Monday, July 23, 2012

Sunday at the Beach

My hubby and I were just too lazy to cook breakfast, plus we had no bananas nor pancake mix. We made our way to the Omelette Inn based on all the positive yelp reviews. The food, service, and decor was on point. We will definitely be back to this place again.
 Afterwards, we decided to head to the beach. The weather was perfect.

I was armed with my tanning oil and book. My hubby was excited to fly his kite.
We couldn't help but to notice that further down the beach, we saw these giant, over-sized kites looming over the horizon. So we headed to this kite flying zone.
Yes, these were some huge kites. I guess kites have had some engineering advancements. I saw someone using an air pump for their massive kite. Then, people flying these kites had to wear a body harness. Go figure. Nonetheless, it was the ideal setting for a picture of us.

Hasta Luego! 

Sunday, July 15, 2012

Exploring Pin Up Shorts

I am fascinated by women owning their inner sexy through shorts. In these summer months, I have been thinking of making my own pair of shorts. However, I thought it would be fantastico to bing images of pin up shorts. These are some of the inspirational images that are triggering some afterthoughts:

These grey shorts are a modest, discreet, low-key version of pin up attire. These caught my eye because they probably have a non-roll elasticized waistband.

Many of the images for pin up shorts displayed a high-waisted style feature.
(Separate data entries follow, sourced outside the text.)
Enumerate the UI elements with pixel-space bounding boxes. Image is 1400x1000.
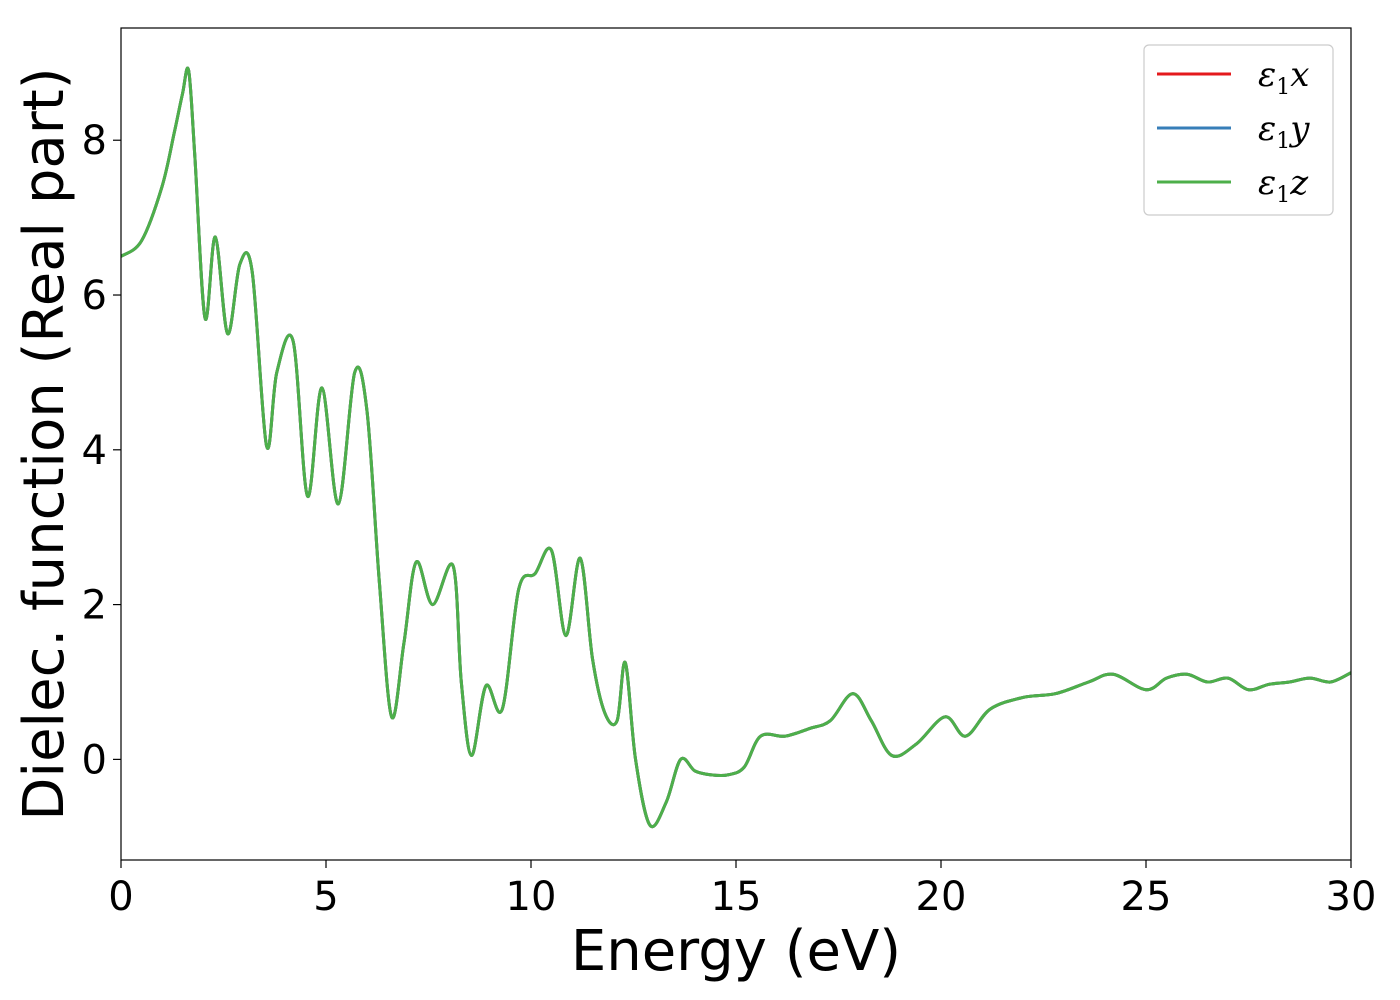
series-line-3 (121, 66, 1351, 829)
legend-label: ε1x (1258, 55, 1309, 100)
x-axis-ticks: 0 5 10 15 20 25 30 (108, 860, 1376, 920)
x-tick-label: 25 (1121, 874, 1172, 920)
x-tick-label: 0 (108, 874, 133, 920)
x-axis-label: Energy (eV) (571, 919, 901, 984)
y-tick-label: 2 (82, 583, 107, 629)
x-tick-label: 10 (506, 874, 557, 920)
legend-box (1143, 44, 1334, 216)
y-tick-label: 0 (82, 737, 107, 783)
x-tick-label: 30 (1326, 874, 1377, 920)
y-axis-label: Dielec. function (Real part) (12, 67, 77, 820)
legend-label: ε1y (1258, 109, 1310, 154)
legend-label: ε1z (1258, 163, 1309, 208)
x-tick-label: 20 (916, 874, 967, 920)
y-tick-label: 4 (82, 428, 107, 474)
y-tick-label: 8 (82, 118, 107, 164)
y-tick-label: 6 (82, 273, 107, 319)
legend: ε1x ε1y ε1z (1143, 44, 1334, 216)
x-tick-label: 5 (313, 874, 338, 920)
x-tick-label: 15 (711, 874, 762, 920)
y-axis-ticks: 0 2 4 6 8 (82, 118, 121, 783)
series-layer (121, 66, 1351, 829)
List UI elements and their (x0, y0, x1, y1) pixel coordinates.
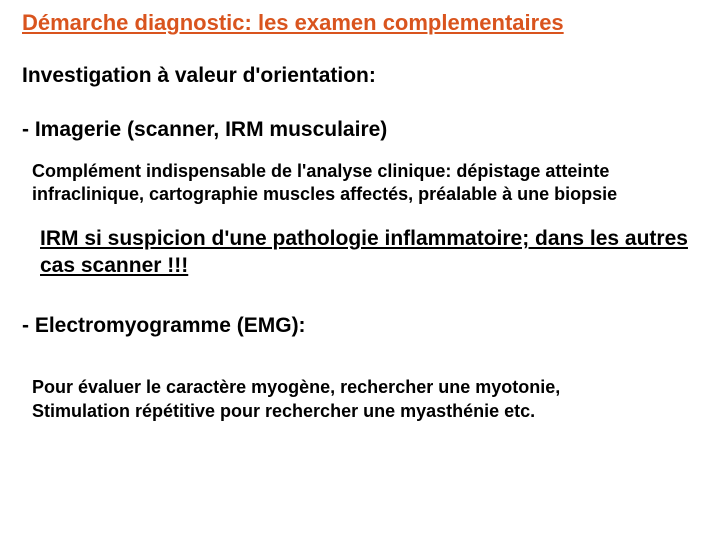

Now, let's take a look at the backside of these high-waisted, sailor blue pin up shorts that I found at retrovixens.com. The extension above the yoke seems to be about four to five inches long. I'm left pondering if this design feature would look pleasant for my body type. I know that I have to make swayback adjustments, so maybe having a minimized extension would be my best option. 

I have a sewing pattern for shorts that I will explore as I attempt to make my own "Pin Up" shorts. I will be using Simplicity 1887 version C.

A book that will help me through the process of making my pair of shorts is called : Easy Guide to Sewing Pants by Lynn MacIntyre.

On page 139, she explains with clear illustrations how to draft your own raised-waist pattern. On page 141, she has a step-by-step diagram for drafting the facing for a raised waist. I will be making the muslin using the hip measurements.

All Righty then, happy sewing!

Friday, July 13, 2012

McCall's 6556 Fashion Star

I decided to dive into this pattern designed specifically for knit fabrics. I chose to make the dress using geometric knit fabric that I purchased at Michael Levine in Downtown LA. I used a jersey ballpoint needle  70/10 with polyester thread. I used a size 16 based on my hip measurements...yeah, I said it. I did not have to make any alterations. This pattern was a pleasure to work with. I plan to wear this dress casual beach days.